Classrooms, Compassion, and Contentment

By Meghan Wenzel, CEI Intern

Ask someone to share his or her vulnerabilities, and you will likely receive a horrified look or nervous laugh. For most, vulnerabilities are weak spots, shameful imperfections to hide from others. But Brené Brown sees them differently. She sees the power in accepting our vulnerabilities and choosing to love ourselves and others in spite of them.

As humans, we are biologically wired for connection, with belongingness and love being our most basic psychological needs (Maslow, 1943). Brené Brown found that the only difference between people who have a strong sense of love and belonging and those who do not, is that the former believe they are worthy of love and belonging. We have to practice compassion, open up about our vulnerabilities and insecurities, and believe we are worthy of love. In order to really connect with others and form deep relationships, we have to allow ourselves to really be seen.

Brown notes “vulnerability is the core of belonging, love, creativity, and joy.”

  • Instead of living in fear, we need to face our vulnerabilities head on and accept them.
  • We need to realize that we can be loved despite our flaws, and see that sometimes our vulnerabilities can actually make us stronger.
  • By exercising compassion towards ourselves and being courageous enough to share our full selves, we can make more authentic connections and live more fulfilled lives.

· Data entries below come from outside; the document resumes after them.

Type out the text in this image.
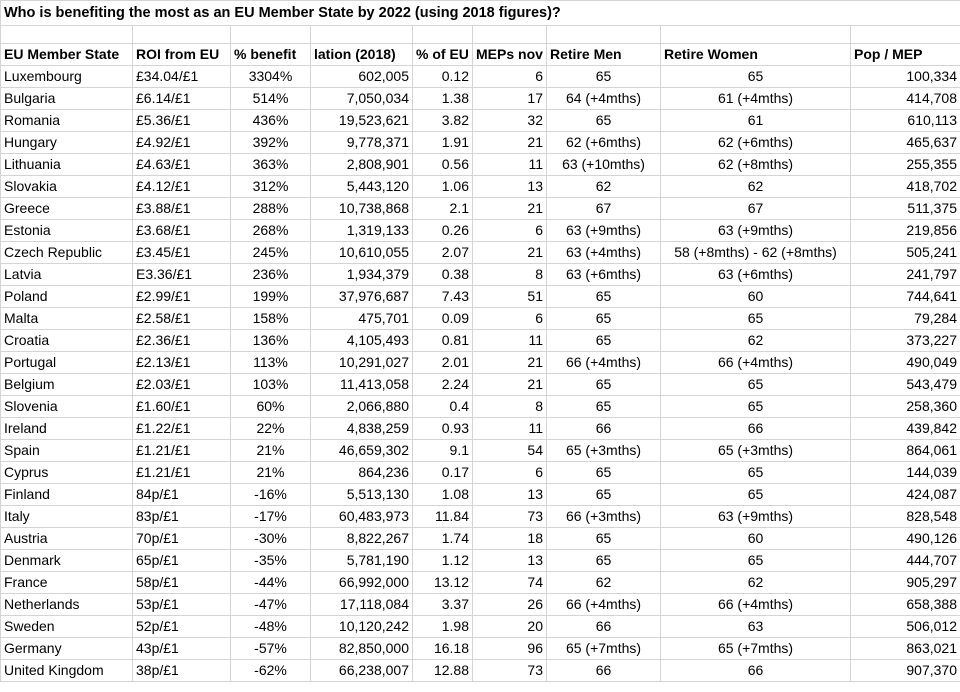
Who is benefiting the most as an EU Member State by 2022 (using 2018 figures)?								

EU Member State	ROI from EU	% benefit	lation (2018)	% of EU	MEPs nov	Retire Men	Retire Women	Pop / MEP
Luxembourg	£34.04/£1	3304%	602,005	0.12	6	65	65	100,334
Bulgaria	£6.14/£1	514%	7,050,034	1.38	17	64 (+4mths)	61 (+4mths)	414,708
Romania	£5.36/£1	436%	19,523,621	3.82	32	65	61	610,113
Hungary	£4.92/£1	392%	9,778,371	1.91	21	62 (+6mths)	62 (+6mths)	465,637
Lithuania	£4.63/£1	363%	2,808,901	0.56	11	63 (+10mths)	62 (+8mths)	255,355
Slovakia	£4.12/£1	312%	5,443,120	1.06	13	62	62	418,702
Greece	£3.88/£1	288%	10,738,868	2.1	21	67	67	511,375
Estonia	£3.68/£1	268%	1,319,133	0.26	6	63 (+9mths)	63 (+9mths)	219,856
Czech Republic	£3.45/£1	245%	10,610,055	2.07	21	63 (+4mths)	58 (+8mths) - 62 (+8mths)	505,241
Latvia	E3.36/£1	236%	1,934,379	0.38	8	63 (+6mths)	63 (+6mths)	241,797
Poland	£2.99/£1	199%	37,976,687	7.43	51	65	60	744,641
Malta	£2.58/£1	158%	475,701	0.09	6	65	65	79,284
Croatia	£2.36/£1	136%	4,105,493	0.81	11	65	62	373,227
Portugal	£2.13/£1	113%	10,291,027	2.01	21	66 (+4mths)	66 (+4mths)	490,049
Belgium	£2.03/£1	103%	11,413,058	2.24	21	65	65	543,479
Slovenia	£1.60/£1	60%	2,066,880	0.4	8	65	65	258,360
Ireland	£1.22/£1	22%	4,838,259	0.93	11	66	66	439,842
Spain	£1.21/£1	21%	46,659,302	9.1	54	65 (+3mths)	65 (+3mths)	864,061
Cyprus	£1.21/£1	21%	864,236	0.17	6	65	65	144,039
Finland	84p/£1	-16%	5,513,130	1.08	13	65	65	424,087
Italy	83p/£1	-17%	60,483,973	11.84	73	66 (+3mths)	63 (+9mths)	828,548
Austria	70p/£1	-30%	8,822,267	1.74	18	65	60	490,126
Denmark	65p/£1	-35%	5,781,190	1.12	13	65	65	444,707
France	58p/£1	-44%	66,992,000	13.12	74	62	62	905,297
Netherlands	53p/£1	-47%	17,118,084	3.37	26	66 (+4mths)	66 (+4mths)	658,388
Sweden	52p/£1	-48%	10,120,242	1.98	20	66	63	506,012
Germany	43p/£1	-57%	82,850,000	16.18	96	65 (+7mths)	65 (+7mths)	863,021
United Kingdom	38p/£1	-62%	66,238,007	12.88	73	66	66	907,370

As principals, administrators, and teachers, we need to work on bringing vulnerability into the classroom and school as a whole to create a more genuine and rewarding environment. Being conscious and non-judgmental about our vulnerabilities is the first step, and then we must lean in and share them with others.

Compassion – Accepting our Vulnerabilities

Compassion and practicing self-love is the first step in accepting our vulnerabilities. We must be kind, open, and accepting to ourselves as well as others. Brown reminds us that unfortunately we cannot selectively numb the bad; because with the bad we numb joy, gratitude, and happiness. Thus, we must practice compassion and acceptance in order to live a more satisfying life.

Helping your students develop socioemotional skills, empathy, and growth mindsets are all great ways to make them more compassionate and accepting individuals.  Here are some related recommendations:

Foster socioemotional development (Ho & Funk, 2018).

  • Listen with your full attention and restate what students say
  • Accept and acknowledge students’ feelings and emotions
  • Show an interest in each student and make each person feel valued

Teach students about the power of empathy (Wilson & Conyers, 2017).

  • Teach students about different points of view and how disagreements often result when people do not realize the other has a different point of view
  • Use literature to teach students about different perspectives and gain empathy for people not necessarily like us
  • Develop metacognitive awareness

Emphasize a growth mindset (Zakrzewski, 2013).

  • Praise effort over outcomes
  • Teach students about the brain, how we learn, and neuroplasticity
  • Set high expectations and goals, but offer students the tools and support they need to achieve them

Helping Students Feel Comfortable and Content

By incorporating opportunities for students to develop emotional intelligence, resilience, and self-love, you are teaching them invaluable life skills that will serve them well inside and outside the classroom. When students feel understood and valued, they become more confident in their abilities and perform better. When they feel more comfortable in their own skin, they are more content – they are able to form deeper relationships and connections, which is crucial for healthy development. Fostering an open, welcoming, and accepting environment will lend itself to happy and healthy students who are ready and eager to learn.

References

Ho, J., & Funk, S. (2018). Promoting young children’s social and emotional health. Young Children73(1), 73-79.

Maslow, A. H. (1943). A theory of human motivationPsychological Review, 50(4), 370-96.

Wilson, D., & Conyers, M. (2017) 4 proven strategies for teaching empathy. Edutopia.

Zakrzewski, V. (2013). How to help kids overcome fear of failure. Greater Good Magazine.